2023年のノミネート作品をこの枠に当てはめると、『ドーフロマンティック・ボードゲーム(以下ドーフロマンティック※)』がユーロ枠、『ファンファクト』がパーティー枠、『ネクストステーション・ロンドン』がライト枠ということになる。これまでの傾向から言えば『ドーフロマンティック』か『ファンファクト』が有力ということになる。

次に、ドイツのボードゲーム雑誌『シュピールボックス』の評価を見る。ドイツ年間ゲーム大賞の審査員11名のうち3名が関係者であり、同誌での評価が高ければ、受賞可能性も上がる。

ドーフロマンティック 平均8.4点/評者8人
ファンファクト 平均7.2点/評者9人
ネクストステーション・ロンドン 平均7.6点/評者11人

『ドーフロマンティック』がずば抜けており(平均評価で年間3位)、ユーロ枠・大箱・高評価の3本揃いで最も大賞に近いといえる。

最後に、3作品をプレイした感想であるが、リプレイ性の高さにおいて『カスカディア』『アズール』をしのぐ。初回プレイは最低限のコンポーネントでプレイするため、特にゲーマーにはピンとこない。協力ゲームに起こりがちな奉行問題も野放しであり、1人用ゲームをみんなで遊んでいるという印象を受ける。

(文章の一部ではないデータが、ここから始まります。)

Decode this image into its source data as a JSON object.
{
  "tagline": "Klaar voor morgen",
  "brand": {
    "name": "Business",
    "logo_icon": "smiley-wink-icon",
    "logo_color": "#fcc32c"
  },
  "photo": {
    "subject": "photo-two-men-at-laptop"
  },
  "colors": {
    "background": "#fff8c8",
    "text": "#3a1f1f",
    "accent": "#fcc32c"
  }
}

これがゲームが終わるたびに新しい要素がアンロックされてくると、様相が変わる。タイル枚数も得点パターンも増えて1人では見落としが起こりやすくなるのだ。多くの目で盤面を見渡し、今後出てくる可能性のあるタイルを検討し、得点パターンの両立も考えてタイルを置く場所を決める。奉行行為にも自ずと限度が出てきて、みんな一緒に夢中になる感覚を味わえる。

『ネクストステーション・ロンドン』はフリップ&ライトゲームに起こりがちな「みんな似たような感じになる可能性」を、別々の色で路線を引くことで回避する。『ファンファクト』は、プレイヤーに「ちょっとした自己開示をさせる」ことでお互いの性格を知り合う機会を作る。それぞれにノミネートされるだけの特徴はあり、日本語版の発売が期待される。

TGiWレビュー:ドーフロマンティックファンファクトネクストステーション・ロンドン

※Dorfromantikはドイツ語なので「ドルフロマンティク」と表記するべきところだが、英語読みで「ドーフロマンティック」という表記も行われている。テンデイズゲームズからの日本語版は英語読みで発売されるようだ。